In 2010, several persons acquired real estate. At the beginning of 2011, the real estate transfer tax was self-assessed. In mid-December 2015, the competent tax office prepared an extract from the land register and printed out the purchase contracts from the collection of deeds in the land register. On the same day, the tax office sent a general request to the project company, stating a tax account number, asking for notification of the buyers and the status of the (final) settlements. At the end of 2016, the tax office assessed the real estate transfer tax differently from the self-assessment. The taxpayer filed an appeal.
Decision of the BFG
According to the BFG, the right to assess the real estate transfer tax was already time-barred at the end of 2015. Neither the land register query or the printout of the purchase contracts nor the inquiry to the taxpayer were "outwardly recognisable official acts to assert the tax claim".
The Supreme Administrative Court (Verwaltungsgerichtshof – “VwGH”) had already taken the view that the download of commercial register extracts by the tax authority cannot extend the limitation period (cf. VwGH 7 Sept 2006, 2006/16/0041). According to the established case law of the Administrative Court, the effect of an extension requires the assertion of a specific tax claim (cf. Administrative Court 28 March 2014, 2010/16/0176).

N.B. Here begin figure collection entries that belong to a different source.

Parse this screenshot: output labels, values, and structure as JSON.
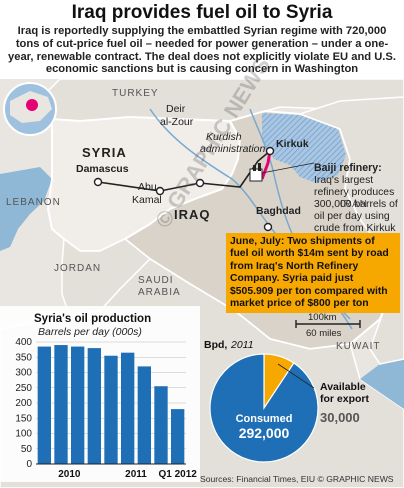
{
  "title": "Iraq provides fuel oil to Syria",
  "intro": "Iraq is reportedly supplying the embattled Syrian regime with 720,000 tons of cut-price fuel oil – needed for power generation – under a one-year, renewable contract. The deal does not explicitly violate EU and U.S. economic sanctions but is causing concern in Washington",
  "map": {
    "countries": {
      "turkey": "TURKEY",
      "syria": "SYRIA",
      "iraq": "IRAQ",
      "iran": "IRAN",
      "lebanon": "LEBANON",
      "jordan": "JORDAN",
      "saudi_arabia_1": "SAUDI",
      "saudi_arabia_2": "ARABIA",
      "kuwait": "KUWAIT"
    },
    "cities": {
      "damascus": "Damascus",
      "deir_1": "Deir",
      "deir_2": "al-Zour",
      "abu_kamal_1": "Abu",
      "abu_kamal_2": "Kamal",
      "kirkuk": "Kirkuk",
      "baghdad": "Baghdad"
    },
    "kurdish_1": "Kurdish",
    "kurdish_2": "administration",
    "baiji_title": "Baiji refinery:",
    "baiji_text": "Iraq's largest refinery produces 300,000 barrels of oil per day using crude from Kirkuk fields",
    "scale_km": "100km",
    "scale_miles": "60 miles",
    "callout_head": "June, July:",
    "callout_text": " Two shipments of fuel oil worth $14m sent by road from Iraq's North Refinery Company. Syria paid just $505.909 per ton compared with market price of $800 per ton",
    "watermark": "© GRAPHIC NEWS",
    "colors": {
      "land": "#e7e3dd",
      "iraq": "#d9d2c8",
      "syria": "#f0ede8",
      "water": "#8fb8d6",
      "orange": "#f7a800",
      "blue": "#1f6fb7"
    }
  },
  "chart_data": [
    {
      "type": "bar",
      "title": "Syria's oil production",
      "subtitle": "Barrels per day (000s)",
      "categories": [
        "2010 Q1",
        "2010 Q2",
        "2010 Q3",
        "2010 Q4",
        "2011 Q1",
        "2011 Q2",
        "2011 Q3",
        "2011 Q4",
        "2012 Q1"
      ],
      "values": [
        385,
        390,
        385,
        380,
        355,
        365,
        320,
        255,
        180
      ],
      "x_tick_labels": [
        "2010",
        "2011",
        "Q1 2012"
      ],
      "y_ticks": [
        "0",
        "50",
        "100",
        "150",
        "200",
        "250",
        "300",
        "350",
        "400"
      ],
      "ylim": [
        0,
        400
      ],
      "color": "#1f6fb7"
    },
    {
      "type": "pie",
      "title": "Bpd,",
      "year": "2011",
      "slices": [
        {
          "label": "Consumed",
          "value": 292000,
          "value_text": "292,000",
          "color": "#1f6fb7"
        },
        {
          "label_1": "Available",
          "label_2": "for export",
          "value": 30000,
          "value_text": "30,000",
          "color": "#f7a800"
        }
      ]
    }
  ],
  "source": "Sources: Financial Times, EIU © GRAPHIC NEWS"
}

In the opinion of the BFG, the request to the project company at the end of 2015 did not constitute an official act extending the limitation period either, because the request had no relation to the assertion of a specific tax claim. In the specific case, it was not even recognisable that the request concerned real estate transfer tax; it could also have concerned VAT or income tax.
It is not sufficient that an act, viewed in retrospect, proves to be "also" suitable for the tax claim ultimately asserted by the authority with the notice (BFG 18 March 2022, RV/7105826/2017 with reference to VwGH 7 September 2006, 2006/16/0041, and VwGH 17 May 2001, 2000/16/0602). It must be clear in advance which tax claim is being asserted so that official acts can be reviewed and legal peace can be achieved with the expiry of the statute of limitations (cf. VwGH 4 Sept 2008, 2007/17/0222).